On n’eût pas saisi le plus léger tremblement dans la main de cet impassible Nicholl. Son collègue et lui n’étaient pas plus émus qu’au moment où ils attendaient, enfermés dans leur projectile, que la Columbiad les envoyât dans les régions lunaires!

« Feu!… » cria le président Barbicane.

Et l’index du capitaine Nicholl pressa le bouton.

Détonation effroyable, dont les échos propagèrent les roulements jusqu’aux dernières limites de l’horizon du Wamasai. Sifflement suraigu d’une masse, qui traversa la couche d’air sous la poussée de milliards de milliards de litres de gaz, développés par la déflagration instantanée de deux mille tonnes de méli-mélonite. On eût dit qu’il passait à la surface de la Terre un de ces météores dans lesquels s’accumulent toutes les violences de la nature. Et l’effet n’en eût pas été plus terrible quand tous les canons de toutes les artilleries du globe se seraient joints à toutes les foudres du ciel pour tonner ensemble!

XIX

Dans lequel J.-T. Maston regrette peut-être le
temps où la foule voulait le lyncher.

Les capitales des deux Mondes, et aussi les villes de quelque importance, et jusqu’aux bourgades plus modestes, attendaient au milieu de l’épouvantement. Grâce aux journaux répandus à profusion, à la surface du globe, chacun connaissait l’heure précise, qui correspondait au minuit du Kilimandjaro, situé par trente-cinq degrés est, suivant la différence des longitudes.

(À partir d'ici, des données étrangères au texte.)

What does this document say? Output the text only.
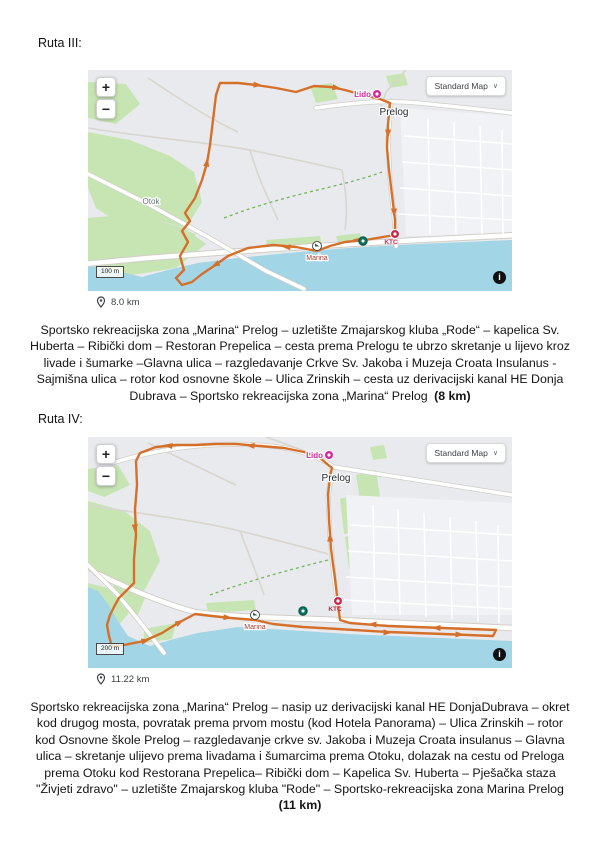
Ruta III:
Lido
Prelog
Otok
KTC
Marina
+
−
Standard Map ∨
100 m
i
8.0 km
Sportsko rekreacijska zona „Marina“ Prelog – uzletište Zmajarskog kluba „Rode“ – kapelica Sv. Huberta – Ribički dom – Restoran Prepelica – cesta prema Prelogu te ubrzo skretanje u lijevo kroz livade i šumarke –Glavna ulica – razgledavanje Crkve Sv. Jakoba i Muzeja Croata Insulanus - Sajmišna ulica – rotor kod osnovne škole – Ulica Zrinskih – cesta uz derivacijski kanal HE Donja Dubrava – Sportsko rekreacijska zona „Marina“ Prelog (8 km)
Ruta IV:
Lido
Prelog
KTC
Marina
+
−
Standard Map ∨
200 m
i
11.22 km
Sportsko rekreacijska zona „Marina“ Prelog – nasip uz derivacijski kanal HE DonjaDubrava – okret kod drugog mosta, povratak prema prvom mostu (kod Hotela Panorama) – Ulica Zrinskih – rotor kod Osnovne škole Prelog – razgledavanje crkve sv. Jakoba i Muzeja Croata insulanus – Glavna ulica – skretanje ulijevo prema livadama i šumarcima prema Otoku, dolazak na cestu od Preloga prema Otoku kod Restorana Prepelica– Ribički dom – Kapelica Sv. Huberta – Pješačka staza "Živjeti zdravo" – uzletište Zmajarskog kluba "Rode" – Sportsko-rekreacijska zona Marina Prelog
(11 km)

Pour ne citer que les principales villes ­ le Soleil parcourant un degré par quatre minutes ­ c’était :

À Paris….. 9h 40m. soir.
À Pétersbourg….. 11h 31m. soir.
À Londres….. 9h 30m. soir.
À Rome….. 10h 20m. soir.
À Madrid….. 9h 15m. soir.
À Berlin….. 11h 20m. soir.
À Constantinople….. 11h 26m. soir.
À Calcutta….. 3h 04m. matin.
À Nanking….. 5h 05m. matin.

À Baltimore, on l’a dit, douze heures après le passage du Soleil au méridien du Kilimandjaro, il était 5h 24m du soir.